Controls on trace element incorporation into travertine carbonates

Summer 2017

Holly Barnhart : Environmental Earth Science

Mentor: Laura Lammers

A multitude of different trace metals can readily incorporate into the crystal lattice of calcite, depending on factors like solution chemistry, temperature, and growth rate. Measurements of these elemental abundances in calcite can be an effective means of understanding rates and environments of crystal growth and have been widely utilized over the past decades to decode paleo-environmental growth conditions and, to some extent, in environmental remediation of polluted systems. Much of the present understanding of microscale controls on trace element incorporation into carbonates is based on laboratory experiments and studies of marine or cave carbonates. However, these studies are limited in their ability to precisely describe conditions at the time of carbonate deposition, which limits our understanding of growth mechanism acting at the time of precipitation. Travertines, or continentally-deposited limestones, provide the opportunity to study trace element incorporation in a modern system where source fluids and other system characteristics are readily accessible. I will study the hot spring travertines in Bridgeport, CA, focusing on how aqueous complexation and interactions on mineral surfaces control incorporation of trace elements iron (Fe), manganese (Mn), lithium (Li), and toxic metals copper (Cu) and lead (Pb) into the crystal lattice.

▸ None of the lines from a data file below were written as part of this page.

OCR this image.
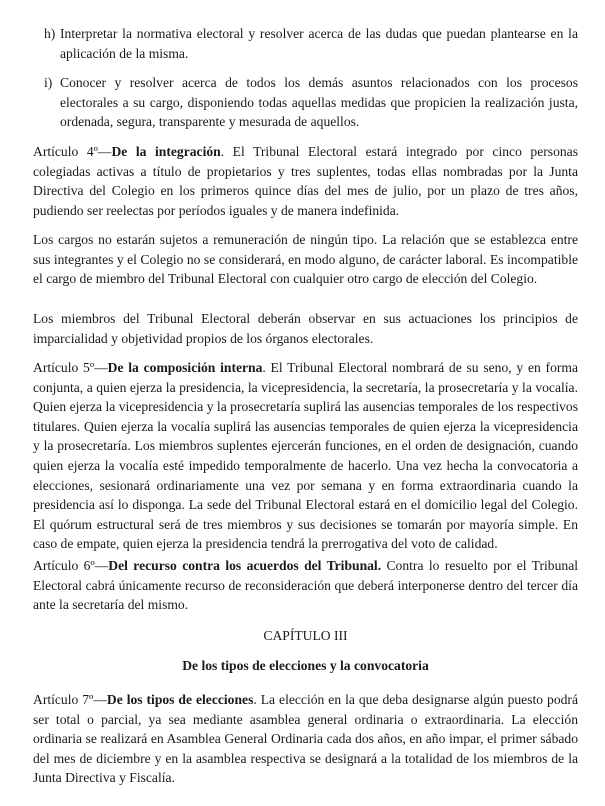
h) Interpretar la normativa electoral y resolver acerca de las dudas que puedan plantearse en la aplicación de la misma.
i) Conocer y resolver acerca de todos los demás asuntos relacionados con los procesos electorales a su cargo, disponiendo todas aquellas medidas que propicien la realización justa, ordenada, segura, transparente y mesurada de aquellos.

Artículo 4º—De la integración. El Tribunal Electoral estará integrado por cinco personas colegiadas activas a título de propietarios y tres suplentes, todas ellas nombradas por la Junta Directiva del Colegio en los primeros quince días del mes de julio, por un plazo de tres años, pudiendo ser reelectas por períodos iguales y de manera indefinida.

Los cargos no estarán sujetos a remuneración de ningún tipo. La relación que se establezca entre sus integrantes y el Colegio no se considerará, en modo alguno, de carácter laboral. Es incompatible el cargo de miembro del Tribunal Electoral con cualquier otro cargo de elección del Colegio.

Los miembros del Tribunal Electoral deberán observar en sus actuaciones los principios de imparcialidad y objetividad propios de los órganos electorales.

Artículo 5º—De la composición interna. El Tribunal Electoral nombrará de su seno, y en forma conjunta, a quien ejerza la presidencia, la vicepresidencia, la secretaría, la prosecretaría y la vocalía. Quien ejerza la vicepresidencia y la prosecretaría suplirá las ausencias temporales de los respectivos titulares. Quien ejerza la vocalía suplirá las ausencias temporales de quien ejerza la vicepresidencia y la prosecretaría. Los miembros suplentes ejercerán funciones, en el orden de designación, cuando quien ejerza la vocalía esté impedido temporalmente de hacerlo. Una vez hecha la convocatoria a elecciones, sesionará ordinariamente una vez por semana y en forma extraordinaria cuando la presidencia así lo disponga. La sede del Tribunal Electoral estará en el domicilio legal del Colegio. El quórum estructural será de tres miembros y sus decisiones se tomarán por mayoría simple. En caso de empate, quien ejerza la presidencia tendrá la prerrogativa del voto de calidad.

Artículo 6º—Del recurso contra los acuerdos del Tribunal. Contra lo resuelto por el Tribunal Electoral cabrá únicamente recurso de reconsideración que deberá interponerse dentro del tercer día ante la secretaría del mismo.

CAPÍTULO III

De los tipos de elecciones y la convocatoria

Artículo 7º—De los tipos de elecciones. La elección en la que deba designarse algún puesto podrá ser total o parcial, ya sea mediante asamblea general ordinaria o extraordinaria. La elección ordinaria se realizará en Asamblea General Ordinaria cada dos años, en año impar, el primer sábado del mes de diciembre y en la asamblea respectiva se designará a la totalidad de los miembros de la Junta Directiva y Fiscalía.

I learned a lot this summer, especially in the context of the practice of science. Prior to this summer, I had knowledge of a lot of experimental techniques. This fellowship gave me the opportunity to focus in on specific research questions, figure out a way to test them using the techniques I already knew, and then interpret and make sense of the resulting data. This experience definitely boosted my confidence in my ability to conduct independent research. Additionally, this summer really solidified my goals to go to graduate school for environmental geochemistry.